The Guardian’s Lucy Mangan is a fan of the show, hailing it as “a meaty, satisfying stew that is not going to trouble your mental digestion”, just the tonic for a snug night on the sofa, requiring “no deep thought and [providing] fathomless fun”. But does this make it a throwaway flick? The Telegraph’s Benji Wilson certainly doesn’t think so. What Mangan marks as easy watching, Wilson describes as “tough television set in tough times”, but then what else do you expect from a show which is smeared with whale blood and set in a 19thcentury arctic wasteland?
There are two layers to this show – a little like an iceberg, if you’ll allow us that metaphorical stretch. Above water, we have Mangan’s “satisfying stew”, perfect to tuck into as brain-out TV after a busy day of work. However, beneath the water’s surface, we have a block of dense and hard-hitting narrative, allegorical and serious in its nature.

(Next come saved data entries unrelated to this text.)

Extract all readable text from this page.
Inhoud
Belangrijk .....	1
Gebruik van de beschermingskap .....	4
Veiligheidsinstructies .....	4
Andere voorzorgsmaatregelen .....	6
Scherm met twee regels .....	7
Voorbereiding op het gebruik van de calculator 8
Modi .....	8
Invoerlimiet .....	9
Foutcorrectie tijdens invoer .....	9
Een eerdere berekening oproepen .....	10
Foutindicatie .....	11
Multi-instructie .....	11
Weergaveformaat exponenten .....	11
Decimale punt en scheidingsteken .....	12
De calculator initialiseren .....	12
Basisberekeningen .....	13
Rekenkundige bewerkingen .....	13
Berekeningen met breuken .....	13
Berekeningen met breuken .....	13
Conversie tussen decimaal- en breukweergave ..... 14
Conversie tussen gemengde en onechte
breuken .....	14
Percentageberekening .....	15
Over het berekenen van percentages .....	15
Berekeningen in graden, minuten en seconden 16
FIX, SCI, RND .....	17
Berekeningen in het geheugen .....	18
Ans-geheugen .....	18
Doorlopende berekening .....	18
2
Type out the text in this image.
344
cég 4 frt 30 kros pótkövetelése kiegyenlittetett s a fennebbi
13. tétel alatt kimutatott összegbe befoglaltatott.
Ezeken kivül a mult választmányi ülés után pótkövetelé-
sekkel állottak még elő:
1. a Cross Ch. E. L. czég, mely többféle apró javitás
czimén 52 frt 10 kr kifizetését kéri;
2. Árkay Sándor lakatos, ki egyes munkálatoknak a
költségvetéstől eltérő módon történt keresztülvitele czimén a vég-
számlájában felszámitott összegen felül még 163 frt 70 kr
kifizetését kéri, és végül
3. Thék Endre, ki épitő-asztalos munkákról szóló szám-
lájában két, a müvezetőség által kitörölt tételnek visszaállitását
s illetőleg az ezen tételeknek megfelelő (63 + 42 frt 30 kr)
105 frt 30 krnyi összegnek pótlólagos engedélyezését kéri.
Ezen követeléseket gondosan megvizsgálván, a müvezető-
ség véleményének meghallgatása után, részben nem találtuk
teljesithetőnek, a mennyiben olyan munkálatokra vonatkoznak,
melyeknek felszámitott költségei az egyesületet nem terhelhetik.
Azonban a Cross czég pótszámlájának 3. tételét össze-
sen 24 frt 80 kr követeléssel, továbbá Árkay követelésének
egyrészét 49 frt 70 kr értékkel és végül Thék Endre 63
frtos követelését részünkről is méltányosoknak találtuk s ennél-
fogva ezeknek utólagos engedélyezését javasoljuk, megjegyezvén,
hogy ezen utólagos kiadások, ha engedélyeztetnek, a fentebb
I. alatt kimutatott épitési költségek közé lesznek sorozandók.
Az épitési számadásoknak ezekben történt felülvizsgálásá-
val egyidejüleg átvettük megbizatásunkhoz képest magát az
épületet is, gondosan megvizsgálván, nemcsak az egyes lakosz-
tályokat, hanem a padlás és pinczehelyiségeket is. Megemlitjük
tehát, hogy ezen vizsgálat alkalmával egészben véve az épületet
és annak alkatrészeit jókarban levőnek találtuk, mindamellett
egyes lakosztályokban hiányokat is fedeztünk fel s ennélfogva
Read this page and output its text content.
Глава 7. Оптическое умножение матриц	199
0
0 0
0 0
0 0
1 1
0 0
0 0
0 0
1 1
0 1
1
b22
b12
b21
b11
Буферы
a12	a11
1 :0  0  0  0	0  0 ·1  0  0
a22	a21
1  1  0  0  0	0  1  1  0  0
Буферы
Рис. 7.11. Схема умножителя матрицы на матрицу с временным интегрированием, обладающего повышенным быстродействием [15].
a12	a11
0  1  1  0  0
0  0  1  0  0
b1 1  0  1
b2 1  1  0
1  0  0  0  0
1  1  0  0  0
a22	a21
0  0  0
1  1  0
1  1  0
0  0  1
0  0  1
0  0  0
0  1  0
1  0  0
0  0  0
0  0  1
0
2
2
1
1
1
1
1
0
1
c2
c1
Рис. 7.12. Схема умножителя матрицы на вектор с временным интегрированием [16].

In The New York Times, Mike Hale points to the way “social norms and feral brutality” are harpooned (along with the poor whales who happen to cross this crew’s path), acclaiming Haigh’s “careful, credible realism that gives his work a richness no matter how quiet or seemingly straightforward the action”.
Whale meat is on the menu this autumn, and it’s as dense or digestible as you wish it to be.First shown September 2021.